Über Eibensamen und ihre Verbreitung
Bei der Eibe umschließt der Samenmantel (Arillus) die Samenanlage (Nucellus) becherförmig. Aus diesem Arillus geht durch weitere Anschwellung das leuchtend rote "Frucht-Fleisch" einer Scheinbeere hervor. Der rot gefärbte Eibenarillus enthält zu 80 % Wasser, 16,3 % Zucker, 1,7 % Proteine und zusätzlich Pektine, organische Säuren und Asche. Er ist der einzig taxinfreie und damit ungiftige Bestandteil der Eibe.

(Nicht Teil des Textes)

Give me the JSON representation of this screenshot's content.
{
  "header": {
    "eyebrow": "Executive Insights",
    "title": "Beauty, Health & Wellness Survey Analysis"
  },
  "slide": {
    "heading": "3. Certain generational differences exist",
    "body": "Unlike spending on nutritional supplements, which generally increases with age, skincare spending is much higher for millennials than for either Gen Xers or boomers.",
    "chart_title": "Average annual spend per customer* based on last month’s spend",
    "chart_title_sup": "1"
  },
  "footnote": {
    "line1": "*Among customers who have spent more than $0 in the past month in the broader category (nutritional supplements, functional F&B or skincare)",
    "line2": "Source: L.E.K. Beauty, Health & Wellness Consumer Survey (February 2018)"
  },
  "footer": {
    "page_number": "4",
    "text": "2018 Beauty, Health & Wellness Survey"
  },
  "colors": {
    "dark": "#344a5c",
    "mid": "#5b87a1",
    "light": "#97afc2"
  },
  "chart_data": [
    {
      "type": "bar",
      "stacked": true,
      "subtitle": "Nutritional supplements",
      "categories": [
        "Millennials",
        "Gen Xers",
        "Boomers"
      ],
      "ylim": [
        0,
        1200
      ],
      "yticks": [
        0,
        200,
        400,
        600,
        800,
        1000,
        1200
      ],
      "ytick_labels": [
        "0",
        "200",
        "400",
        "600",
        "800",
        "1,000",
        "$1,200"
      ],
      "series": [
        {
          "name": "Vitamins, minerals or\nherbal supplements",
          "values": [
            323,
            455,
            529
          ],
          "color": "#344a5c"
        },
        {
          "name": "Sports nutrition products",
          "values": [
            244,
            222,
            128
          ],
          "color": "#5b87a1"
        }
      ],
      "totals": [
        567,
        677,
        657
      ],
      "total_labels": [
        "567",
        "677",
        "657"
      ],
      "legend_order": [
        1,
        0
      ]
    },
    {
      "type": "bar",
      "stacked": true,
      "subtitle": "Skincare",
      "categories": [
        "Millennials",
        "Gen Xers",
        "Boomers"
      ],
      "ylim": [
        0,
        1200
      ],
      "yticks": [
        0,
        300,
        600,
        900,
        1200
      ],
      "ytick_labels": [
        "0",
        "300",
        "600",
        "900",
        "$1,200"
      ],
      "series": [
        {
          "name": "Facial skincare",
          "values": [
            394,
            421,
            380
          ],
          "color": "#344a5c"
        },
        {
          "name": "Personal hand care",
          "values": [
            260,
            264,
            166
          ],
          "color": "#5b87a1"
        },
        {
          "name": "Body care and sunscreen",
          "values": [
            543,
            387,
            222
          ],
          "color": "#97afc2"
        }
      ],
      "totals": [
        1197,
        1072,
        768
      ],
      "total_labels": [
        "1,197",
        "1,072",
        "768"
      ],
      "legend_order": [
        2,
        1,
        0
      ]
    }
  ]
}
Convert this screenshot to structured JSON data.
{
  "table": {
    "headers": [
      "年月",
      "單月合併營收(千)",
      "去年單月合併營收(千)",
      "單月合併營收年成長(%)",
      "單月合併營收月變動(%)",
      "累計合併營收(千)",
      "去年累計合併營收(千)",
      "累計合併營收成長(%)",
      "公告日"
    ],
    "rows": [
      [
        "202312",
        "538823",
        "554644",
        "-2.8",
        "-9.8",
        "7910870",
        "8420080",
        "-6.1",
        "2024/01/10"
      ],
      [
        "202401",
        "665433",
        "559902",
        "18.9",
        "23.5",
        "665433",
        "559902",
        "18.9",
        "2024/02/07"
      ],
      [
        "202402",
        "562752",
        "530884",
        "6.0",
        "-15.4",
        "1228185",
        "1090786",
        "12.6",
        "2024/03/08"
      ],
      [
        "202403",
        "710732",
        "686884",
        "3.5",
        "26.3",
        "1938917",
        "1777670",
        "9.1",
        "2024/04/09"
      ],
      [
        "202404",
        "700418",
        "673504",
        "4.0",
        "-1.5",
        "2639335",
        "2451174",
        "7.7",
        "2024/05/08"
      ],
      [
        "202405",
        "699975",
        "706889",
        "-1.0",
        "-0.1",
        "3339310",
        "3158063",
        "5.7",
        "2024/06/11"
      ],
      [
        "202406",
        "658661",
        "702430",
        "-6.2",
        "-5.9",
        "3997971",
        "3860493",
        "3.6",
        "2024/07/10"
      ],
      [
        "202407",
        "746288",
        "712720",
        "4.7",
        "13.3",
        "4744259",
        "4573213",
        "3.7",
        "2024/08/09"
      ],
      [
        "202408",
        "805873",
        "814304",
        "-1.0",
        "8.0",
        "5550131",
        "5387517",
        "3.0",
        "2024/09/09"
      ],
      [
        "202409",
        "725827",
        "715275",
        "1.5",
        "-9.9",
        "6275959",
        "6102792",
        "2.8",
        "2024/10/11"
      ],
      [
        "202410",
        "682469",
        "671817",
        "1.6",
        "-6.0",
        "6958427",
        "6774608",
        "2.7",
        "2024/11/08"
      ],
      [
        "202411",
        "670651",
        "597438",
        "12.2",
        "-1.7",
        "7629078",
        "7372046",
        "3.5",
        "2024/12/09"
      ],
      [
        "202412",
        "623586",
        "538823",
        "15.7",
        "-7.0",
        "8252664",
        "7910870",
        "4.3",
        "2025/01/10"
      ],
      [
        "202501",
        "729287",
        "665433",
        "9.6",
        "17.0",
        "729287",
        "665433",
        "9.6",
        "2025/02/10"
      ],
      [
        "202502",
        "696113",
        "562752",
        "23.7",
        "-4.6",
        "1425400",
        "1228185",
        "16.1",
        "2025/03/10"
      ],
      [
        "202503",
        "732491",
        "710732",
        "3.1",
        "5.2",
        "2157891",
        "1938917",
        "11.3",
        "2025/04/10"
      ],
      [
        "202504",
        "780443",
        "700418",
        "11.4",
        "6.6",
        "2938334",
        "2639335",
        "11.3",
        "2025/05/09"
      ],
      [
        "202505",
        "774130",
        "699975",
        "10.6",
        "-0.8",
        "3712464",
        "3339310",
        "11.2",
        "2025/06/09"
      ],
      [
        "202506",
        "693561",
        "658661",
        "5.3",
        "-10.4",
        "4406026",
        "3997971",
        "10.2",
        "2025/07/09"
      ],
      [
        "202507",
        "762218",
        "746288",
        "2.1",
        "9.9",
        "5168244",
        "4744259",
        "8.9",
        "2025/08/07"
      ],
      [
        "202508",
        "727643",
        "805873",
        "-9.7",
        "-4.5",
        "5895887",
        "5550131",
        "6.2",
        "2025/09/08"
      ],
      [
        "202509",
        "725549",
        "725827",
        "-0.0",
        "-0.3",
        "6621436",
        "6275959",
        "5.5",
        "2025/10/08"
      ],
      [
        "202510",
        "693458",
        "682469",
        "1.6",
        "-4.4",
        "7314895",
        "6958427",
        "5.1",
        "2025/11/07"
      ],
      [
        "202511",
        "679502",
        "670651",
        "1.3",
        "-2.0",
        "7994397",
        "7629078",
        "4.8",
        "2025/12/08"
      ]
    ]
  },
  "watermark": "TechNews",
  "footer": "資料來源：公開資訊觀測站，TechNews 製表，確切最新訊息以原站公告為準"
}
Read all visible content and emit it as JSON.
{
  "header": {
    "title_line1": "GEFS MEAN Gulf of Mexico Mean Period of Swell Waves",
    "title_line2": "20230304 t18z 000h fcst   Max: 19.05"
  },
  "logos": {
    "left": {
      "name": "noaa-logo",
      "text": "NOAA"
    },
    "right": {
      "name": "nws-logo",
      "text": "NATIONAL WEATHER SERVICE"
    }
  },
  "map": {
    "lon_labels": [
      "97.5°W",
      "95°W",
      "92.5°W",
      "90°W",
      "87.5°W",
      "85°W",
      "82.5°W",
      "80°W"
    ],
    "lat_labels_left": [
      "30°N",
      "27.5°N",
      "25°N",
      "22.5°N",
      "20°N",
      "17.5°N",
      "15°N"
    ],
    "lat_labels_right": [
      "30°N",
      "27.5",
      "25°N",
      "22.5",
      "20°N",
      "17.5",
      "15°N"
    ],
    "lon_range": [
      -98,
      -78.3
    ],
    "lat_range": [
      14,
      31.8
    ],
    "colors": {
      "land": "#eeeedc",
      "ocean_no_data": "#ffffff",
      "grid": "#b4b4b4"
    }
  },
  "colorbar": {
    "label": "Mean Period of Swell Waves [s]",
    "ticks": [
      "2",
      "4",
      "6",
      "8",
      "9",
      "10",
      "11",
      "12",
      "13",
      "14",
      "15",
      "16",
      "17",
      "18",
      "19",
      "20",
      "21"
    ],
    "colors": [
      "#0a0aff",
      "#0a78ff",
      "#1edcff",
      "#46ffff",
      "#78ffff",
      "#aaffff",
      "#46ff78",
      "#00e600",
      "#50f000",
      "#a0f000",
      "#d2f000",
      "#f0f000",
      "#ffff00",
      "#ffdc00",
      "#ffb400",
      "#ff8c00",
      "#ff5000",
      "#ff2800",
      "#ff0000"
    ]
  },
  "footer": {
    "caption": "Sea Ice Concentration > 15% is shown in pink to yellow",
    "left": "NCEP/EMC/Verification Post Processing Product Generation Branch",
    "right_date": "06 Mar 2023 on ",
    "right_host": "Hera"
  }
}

Für viele Vogelarten sind gerade Eibenfrüchte mit ihrem fleischigen, weichen Arillus von besonderem Wert. Besonders Misteldrossel, Singdrossel, Amsel, aber auch Wacholderdrossel, Rotdrossel, Star und Rotkehlchen fressen die Eibenfrüchte. Die unverdauten Samen werden im schleimigen, dunkelroten Vogelkot wieder ausgeschieden. Diese Vogelarten sind daher bekannte und wichtige Verbreiter der Eibe.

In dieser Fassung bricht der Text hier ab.